The Hottest Temperature Ever?

August 7, 2008 at 7:17 pm | Posted in Uncategorized | Leave a comment

We have had a real run of hot weather recently.  Already this summer, we have hit 100 or above 27 times.  If (when?) we get to 36 days, that will push 2008 into the Top Ten summers with the most 100 degree days.  And that will probably happen in the next week or two.

But the hottest temperature we have seen this summer is 107.  And that is nothing compared to what happened here in north Texas almost 50 years ago, on 15 June 1960.

That night was typical summer weather, clear and warm, with a glimmer of lightning on the horizon.  But in the small town of Kopperl, near Lake Whitney, that was about to change in a hurry.  The following account is excerpted from Texas Weather, a book written by NBC5 meteorologists Harold Taft and Ron Godbey in 1975.

“Then without warning… it struck.  A searing blowtorch-like wind hit with speeds estimated at 80 to 100 mph, and the temperature jumped from near 70 to 140 degrees!

The Mooney Village Store lost the roof and was badly damaged… The strong winds smashed down a huge tree at the home of Mrs. Vergie Moon, near the damaged store.  She said it took three people to keep the wind from blowing down her front door…

The heat and searing wind were stifling.  Mothers wrapped their crying babies in wet sheets and towels to protect them from the intense heat.  Fire sprinkler systems were set off, car radiators boiled over and panic-stricken women were crying, thinking the end of the world had come.

The cotton field of rancher Pete Burns was scorched by the hot wind.  The wind and the heat carbonized it, leaving only a few burnt stalks standing.  Corn fields in the area, green when the sun went down Tuesday, were scorched and wilted at sunup Wednesday.

No one knows for sure how hot it was, but the thermometer outside the Charley Riddle Bait and Tackle Shop in Kopperl, jumped from near 70 degrees about midnight to 100 degrees in just a few minutes, and the highest was 140 degrees.

The event would have gone undocumented except for veteran cameraman Floyd Bright who, hearing the incident the next morning, recorded it on film… Except for the film story on file at the television station in Fort Worth, there is no other record of this most unusual Texas storm.”

So what happened that night?  Evidently it was a rare event called a Heat Burst.  All thunderstorms have areas of updrafts and downdrafts.  Generally, downdrafts are cool, but that’s because of the rain evaporating in the downdraft as it descends.  Occasionally, downdrafts will continue for a while even after the rain ends.  In those cases, the descending air is compressed as it moves down into areas of higher pressure nearer the earth’s surface.  And just as compression causes a bicycle pump to heat up, the compression of this descending column of air also causes a rise in temperature.  Typically this causes a rise of 10 or 15 degrees, which I have seen happen several times in the 32+ years I have worked at NBC5. 

But that June night in Kopperl, an amazing thing happened.  Here is how Harold Taft described it in his book:

“It may be that the downward thrust of air continued even after the rain ended.  In so doing, it would heat at the rate of 5.5 degrees F for every 1000 feet of fall… The bases of the thunderstorms that nightwere 8,000 to 10,000 feet above the ground.  If theair temperature in the dissipating cloud at a height of 20,000 feet was 20 to 25 degrees F, then the falling air would be heated by compression another 110 degrees by the time it reached the ground and this, added to the initial temperature, would be close to the 140 degrees observed on the thermometer at the bait shop.”

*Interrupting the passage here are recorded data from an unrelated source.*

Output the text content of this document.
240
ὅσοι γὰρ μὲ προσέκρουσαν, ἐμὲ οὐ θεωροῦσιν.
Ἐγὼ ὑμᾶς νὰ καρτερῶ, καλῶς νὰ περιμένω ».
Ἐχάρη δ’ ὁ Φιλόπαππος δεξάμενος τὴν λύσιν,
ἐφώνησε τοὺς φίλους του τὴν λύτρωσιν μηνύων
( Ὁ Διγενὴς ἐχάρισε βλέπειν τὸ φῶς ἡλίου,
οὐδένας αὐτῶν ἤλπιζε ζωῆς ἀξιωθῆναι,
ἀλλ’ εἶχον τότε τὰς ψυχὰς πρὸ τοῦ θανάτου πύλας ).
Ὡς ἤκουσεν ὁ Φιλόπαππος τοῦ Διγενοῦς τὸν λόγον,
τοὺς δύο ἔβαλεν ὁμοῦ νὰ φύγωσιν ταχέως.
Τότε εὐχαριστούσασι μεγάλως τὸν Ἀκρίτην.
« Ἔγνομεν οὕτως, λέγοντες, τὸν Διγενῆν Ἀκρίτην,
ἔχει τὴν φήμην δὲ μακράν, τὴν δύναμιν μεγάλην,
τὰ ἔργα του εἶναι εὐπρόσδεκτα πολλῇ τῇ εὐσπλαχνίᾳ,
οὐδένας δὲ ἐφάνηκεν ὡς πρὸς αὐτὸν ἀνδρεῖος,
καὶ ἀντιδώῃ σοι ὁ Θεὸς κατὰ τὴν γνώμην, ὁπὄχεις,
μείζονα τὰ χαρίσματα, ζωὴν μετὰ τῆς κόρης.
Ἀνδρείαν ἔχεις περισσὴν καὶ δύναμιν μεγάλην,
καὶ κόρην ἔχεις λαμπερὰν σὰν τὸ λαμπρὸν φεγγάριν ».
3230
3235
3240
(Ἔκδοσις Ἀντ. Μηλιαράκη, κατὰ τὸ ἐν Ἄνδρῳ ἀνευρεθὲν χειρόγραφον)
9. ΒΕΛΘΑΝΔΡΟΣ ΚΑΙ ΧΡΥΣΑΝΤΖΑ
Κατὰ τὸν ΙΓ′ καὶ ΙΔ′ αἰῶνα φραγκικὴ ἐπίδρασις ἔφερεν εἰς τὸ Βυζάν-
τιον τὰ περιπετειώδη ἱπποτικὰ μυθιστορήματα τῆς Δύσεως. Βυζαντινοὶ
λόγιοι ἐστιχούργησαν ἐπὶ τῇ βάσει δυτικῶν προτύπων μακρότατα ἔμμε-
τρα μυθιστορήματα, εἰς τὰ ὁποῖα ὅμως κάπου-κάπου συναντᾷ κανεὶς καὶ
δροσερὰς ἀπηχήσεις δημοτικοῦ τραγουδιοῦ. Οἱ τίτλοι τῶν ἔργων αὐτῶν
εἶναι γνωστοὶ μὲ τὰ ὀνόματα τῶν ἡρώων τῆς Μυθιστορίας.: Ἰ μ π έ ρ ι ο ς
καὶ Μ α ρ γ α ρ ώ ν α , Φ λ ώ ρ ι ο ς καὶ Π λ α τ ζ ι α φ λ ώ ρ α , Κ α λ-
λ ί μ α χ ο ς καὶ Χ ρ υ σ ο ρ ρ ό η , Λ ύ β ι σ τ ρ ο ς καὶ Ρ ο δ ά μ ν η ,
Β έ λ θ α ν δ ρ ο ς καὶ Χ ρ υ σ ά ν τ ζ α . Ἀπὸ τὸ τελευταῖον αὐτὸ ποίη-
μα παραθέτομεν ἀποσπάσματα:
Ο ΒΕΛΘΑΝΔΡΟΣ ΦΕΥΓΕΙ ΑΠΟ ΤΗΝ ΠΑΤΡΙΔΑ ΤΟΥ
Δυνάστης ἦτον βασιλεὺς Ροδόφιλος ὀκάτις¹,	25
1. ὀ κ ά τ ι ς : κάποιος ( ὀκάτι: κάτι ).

Here are some links with more information on heat bursts:

And here is a link to a local newspaper story about the event in Kopperl:

By the way, the record for the hottest temperature ever recorded in North America is 134 degrees, in Death Valley California.  And the world record is 136 degrees in the Sahara Desert of Libya.  If there had been an official recording thermometer in Kopperl that night, we would have a new world record to talk about, set right here in North Texas.